Dame Laura KnightGypsy holding baby

SOLD
Dame Laura Knight OBE RA RWS (1877-1970) was an English artist born in Long Eaton, Derbyshire.  She worked in oils, watercolours, etching, engraving and drypoint and as a painter of the theatre, the ballet and a second world war artist, she was in the figurative, realist tradition embracing English impressionism. She was inspired by marginalised communities, including gypsies and circus performers. Her success brought recognition for women artists in a male dominated art establishment.

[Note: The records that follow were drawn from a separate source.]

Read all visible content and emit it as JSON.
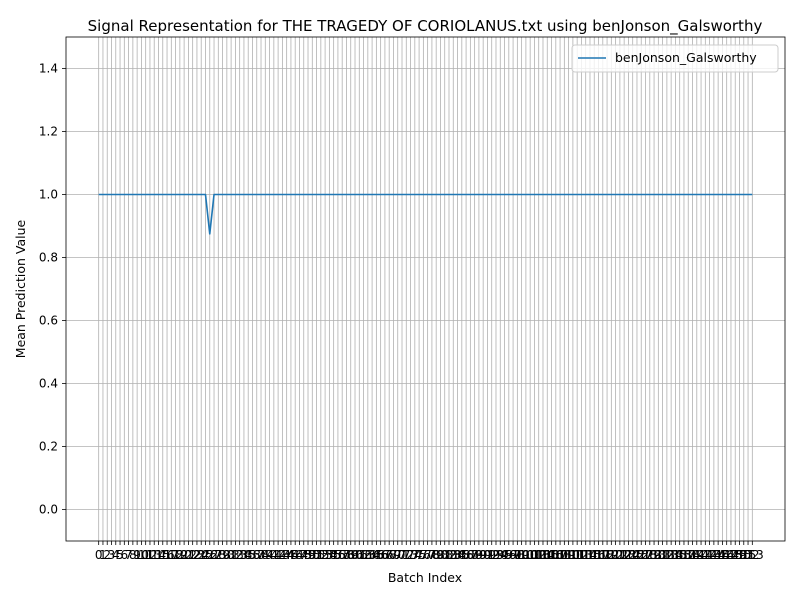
{
  "chart_data": {
    "type": "line",
    "title": "Signal Representation for THE TRAGEDY OF CORIOLANUS.txt using benJonson_Galsworthy",
    "xlabel": "Batch Index",
    "ylabel": "Mean Prediction Value",
    "x": [
      0,
      1,
      2,
      3,
      4,
      5,
      6,
      7,
      8,
      9,
      10,
      11,
      12,
      13,
      14,
      15,
      16,
      17,
      18,
      19,
      20,
      21,
      22,
      23,
      24,
      25,
      26,
      27,
      28,
      29,
      30,
      31,
      32,
      33,
      34,
      35,
      36,
      37,
      38,
      39,
      40,
      41,
      42,
      43,
      44,
      45,
      46,
      47,
      48,
      49,
      50,
      51,
      52,
      53,
      54,
      55,
      56,
      57,
      58,
      59,
      60,
      61,
      62,
      63,
      64,
      65,
      66,
      67,
      68,
      69,
      70,
      71,
      72,
      73,
      74,
      75,
      76,
      77,
      78,
      79,
      80,
      81,
      82,
      83,
      84,
      85,
      86,
      87,
      88,
      89,
      90,
      91,
      92,
      93,
      94,
      95,
      96,
      97,
      98,
      99,
      100,
      101,
      102,
      103,
      104,
      105,
      106,
      107,
      108,
      109,
      110,
      111,
      112,
      113,
      114,
      115,
      116,
      117,
      118,
      119,
      120,
      121,
      122,
      123,
      124,
      125,
      126,
      127,
      128,
      129,
      130,
      131,
      132,
      133,
      134,
      135,
      136,
      137,
      138,
      139,
      140,
      141,
      142,
      143,
      144,
      145,
      146,
      147,
      148,
      149,
      150,
      151,
      152,
      153
    ],
    "xticks": [
      "0",
      "1",
      "2",
      "3",
      "4",
      "5",
      "6",
      "7",
      "8",
      "9",
      "10",
      "11",
      "12",
      "13",
      "14",
      "15",
      "16",
      "17",
      "18",
      "19",
      "20",
      "21",
      "22",
      "23",
      "24",
      "25",
      "26",
      "27",
      "28",
      "29",
      "30",
      "31",
      "32",
      "33",
      "34",
      "35",
      "36",
      "37",
      "38",
      "39",
      "40",
      "41",
      "42",
      "43",
      "44",
      "45",
      "46",
      "47",
      "48",
      "49",
      "50",
      "51",
      "52",
      "53",
      "54",
      "55",
      "56",
      "57",
      "58",
      "59",
      "60",
      "61",
      "62",
      "63",
      "64",
      "65",
      "66",
      "67",
      "68",
      "69",
      "70",
      "71",
      "72",
      "73",
      "74",
      "75",
      "76",
      "77",
      "78",
      "79",
      "80",
      "81",
      "82",
      "83",
      "84",
      "85",
      "86",
      "87",
      "88",
      "89",
      "90",
      "91",
      "92",
      "93",
      "94",
      "95",
      "96",
      "97",
      "98",
      "99",
      "100",
      "101",
      "102",
      "103",
      "104",
      "105",
      "106",
      "107",
      "108",
      "109",
      "110",
      "111",
      "112",
      "113",
      "114",
      "115",
      "116",
      "117",
      "118",
      "119",
      "120",
      "121",
      "122",
      "123",
      "124",
      "125",
      "126",
      "127",
      "128",
      "129",
      "130",
      "131",
      "132",
      "133",
      "134",
      "135",
      "136",
      "137",
      "138",
      "139",
      "140",
      "141",
      "142",
      "143",
      "144",
      "145",
      "146",
      "147",
      "148",
      "149",
      "150",
      "151",
      "152",
      "153"
    ],
    "series": [
      {
        "name": "benJonson_Galsworthy",
        "color": "#1f77b4",
        "values": [
          1,
          1,
          1,
          1,
          1,
          1,
          1,
          1,
          1,
          1,
          1,
          1,
          1,
          1,
          1,
          1,
          1,
          1,
          1,
          1,
          1,
          1,
          1,
          1,
          1,
          1,
          0.875,
          1,
          1,
          1,
          1,
          1,
          1,
          1,
          1,
          1,
          1,
          1,
          1,
          1,
          1,
          1,
          1,
          1,
          1,
          1,
          1,
          1,
          1,
          1,
          1,
          1,
          1,
          1,
          1,
          1,
          1,
          1,
          1,
          1,
          1,
          1,
          1,
          1,
          1,
          1,
          1,
          1,
          1,
          1,
          1,
          1,
          1,
          1,
          1,
          1,
          1,
          1,
          1,
          1,
          1,
          1,
          1,
          1,
          1,
          1,
          1,
          1,
          1,
          1,
          1,
          1,
          1,
          1,
          1,
          1,
          1,
          1,
          1,
          1,
          1,
          1,
          1,
          1,
          1,
          1,
          1,
          1,
          1,
          1,
          1,
          1,
          1,
          1,
          1,
          1,
          1,
          1,
          1,
          1,
          1,
          1,
          1,
          1,
          1,
          1,
          1,
          1,
          1,
          1,
          1,
          1,
          1,
          1,
          1,
          1,
          1,
          1,
          1,
          1,
          1,
          1,
          1,
          1,
          1,
          1,
          1,
          1,
          1,
          1,
          1,
          1,
          1,
          1
        ]
      }
    ],
    "yticks": [
      "0.0",
      "0.2",
      "0.4",
      "0.6",
      "0.8",
      "1.0",
      "1.2",
      "1.4"
    ],
    "ylim": [
      -0.1,
      1.5
    ],
    "xlim": [
      -7.65,
      160.65
    ],
    "grid": true,
    "legend": "top-right"
  }
}
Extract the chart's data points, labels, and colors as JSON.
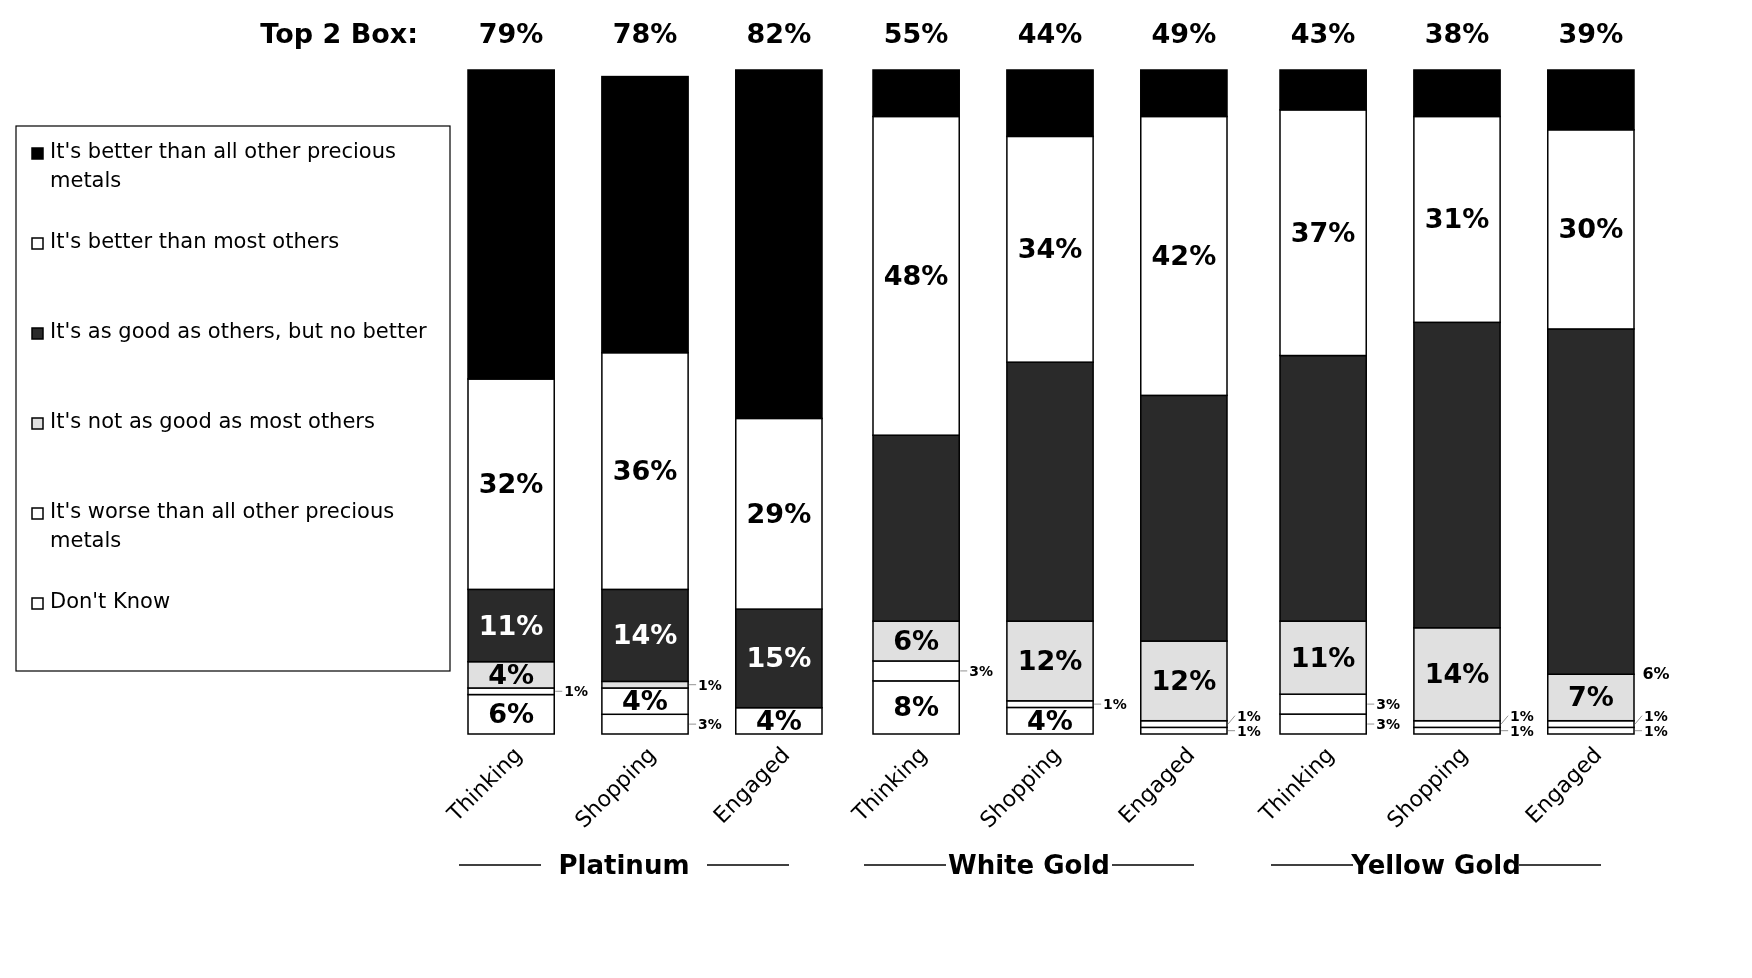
{
  "chart_data": [
    {
      "type": "bar",
      "stacked": true,
      "xlabel": "Platinum",
      "categories": [
        "Thinking",
        "Shopping",
        "Engaged"
      ],
      "legend": "left",
      "annotations": [
        "Top 2 Box:",
        "79%",
        "78%",
        "82%"
      ],
      "series": [
        {
          "name": "Don't Know",
          "color": "#ffffff",
          "values": [
            6,
            3,
            4
          ],
          "value_labels": [
            "6%",
            "3%",
            "4%"
          ]
        },
        {
          "name": "It's worse than all other precious metals",
          "color": "#ffffff",
          "values": [
            1,
            4,
            null
          ],
          "value_labels": [
            "1%",
            "4%",
            null
          ]
        },
        {
          "name": "It's not as good as most others",
          "color": "#e0e0e0",
          "values": [
            4,
            1,
            null
          ],
          "value_labels": [
            "4%",
            "1%",
            null
          ]
        },
        {
          "name": "It's as good as others, but no better",
          "color": "#2a2a2a",
          "values": [
            11,
            14,
            15
          ],
          "value_labels": [
            "11%",
            "14%",
            "15%"
          ]
        },
        {
          "name": "It's better than most others",
          "color": "#ffffff",
          "values": [
            32,
            36,
            29
          ],
          "value_labels": [
            "32%",
            "36%",
            "29%"
          ]
        },
        {
          "name": "It's better than all other precious metals",
          "color": "#000000",
          "values": [
            47,
            42,
            53
          ],
          "value_labels": [
            null,
            null,
            null
          ]
        }
      ]
    },
    {
      "type": "bar",
      "stacked": true,
      "xlabel": "White Gold",
      "categories": [
        "Thinking",
        "Shopping",
        "Engaged"
      ],
      "annotations": [
        "55%",
        "44%",
        "49%"
      ],
      "series": [
        {
          "color": "#ffffff",
          "values": [
            8,
            4,
            1
          ],
          "value_labels": [
            "8%",
            "4%",
            "1%"
          ]
        },
        {
          "color": "#ffffff",
          "values": [
            3,
            1,
            1
          ],
          "value_labels": [
            "3%",
            "1%",
            "1%"
          ]
        },
        {
          "color": "#e0e0e0",
          "values": [
            6,
            12,
            12
          ],
          "value_labels": [
            "6%",
            "12%",
            "12%"
          ]
        },
        {
          "color": "#2a2a2a",
          "values": [
            28,
            39,
            37
          ],
          "value_labels": [
            null,
            null,
            null
          ]
        },
        {
          "color": "#ffffff",
          "values": [
            48,
            34,
            42
          ],
          "value_labels": [
            "48%",
            "34%",
            "42%"
          ]
        },
        {
          "color": "#000000",
          "values": [
            7,
            10,
            7
          ],
          "value_labels": [
            null,
            null,
            null
          ]
        }
      ]
    },
    {
      "type": "bar",
      "stacked": true,
      "xlabel": "Yellow Gold",
      "categories": [
        "Thinking",
        "Shopping",
        "Engaged"
      ],
      "annotations": [
        "6%",
        "43%",
        "38%",
        "39%"
      ],
      "series": [
        {
          "color": "#ffffff",
          "values": [
            3,
            1,
            1
          ],
          "value_labels": [
            "3%",
            "1%",
            "1%"
          ]
        },
        {
          "color": "#ffffff",
          "values": [
            3,
            1,
            1
          ],
          "value_labels": [
            "3%",
            "1%",
            "1%"
          ]
        },
        {
          "color": "#e0e0e0",
          "values": [
            11,
            14,
            7
          ],
          "value_labels": [
            "11%",
            "14%",
            "7%"
          ]
        },
        {
          "color": "#2a2a2a",
          "values": [
            40,
            46,
            52
          ],
          "value_labels": [
            null,
            null,
            null
          ]
        },
        {
          "color": "#ffffff",
          "values": [
            37,
            31,
            30
          ],
          "value_labels": [
            "37%",
            "31%",
            "30%"
          ]
        },
        {
          "color": "#000000",
          "values": [
            6,
            7,
            9
          ],
          "value_labels": [
            null,
            null,
            null
          ]
        }
      ]
    }
  ]
}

Aged 13, Laura enrolled as an ‘artisan’ student at the Nottingham School of Art where she met Harold Knight whose technique she admired.  They married in 1903 and travelled to Staithes in Yorkshire where her watercolours reflected the hardship of fishermen and farmers there.  They moved to Newlyn, Cornwall in 1907 and then to Lamorna where, with artists Lamorna Birch and Alfred Munnings, they joined the Newlyn School colony where Laura’s personality blossomed.  Her painting of the The Beach was shown at the Royal Academy in 1909 and, at this time, she started painting women plein air, often using London models prepared to pose nude.  Daughters of the Sun was well received at the Royal Academy in 1911.  In 1946 she painted The Nuremberg Trial, realistically depicting her observations of the main trial in Germany.  Her painting of Self Portrait with Nude was considered vulgar but after her death it was purchased by the National Portrait Gallery and is considered symbolic of female emancipation – in 2015 it was described as a masterpiece and her best work.

Laura became a Dame in 1929 and in 1936 was the first women member of the Royal Academy.  After a long and varied career, Laura died in 1970, aged 92.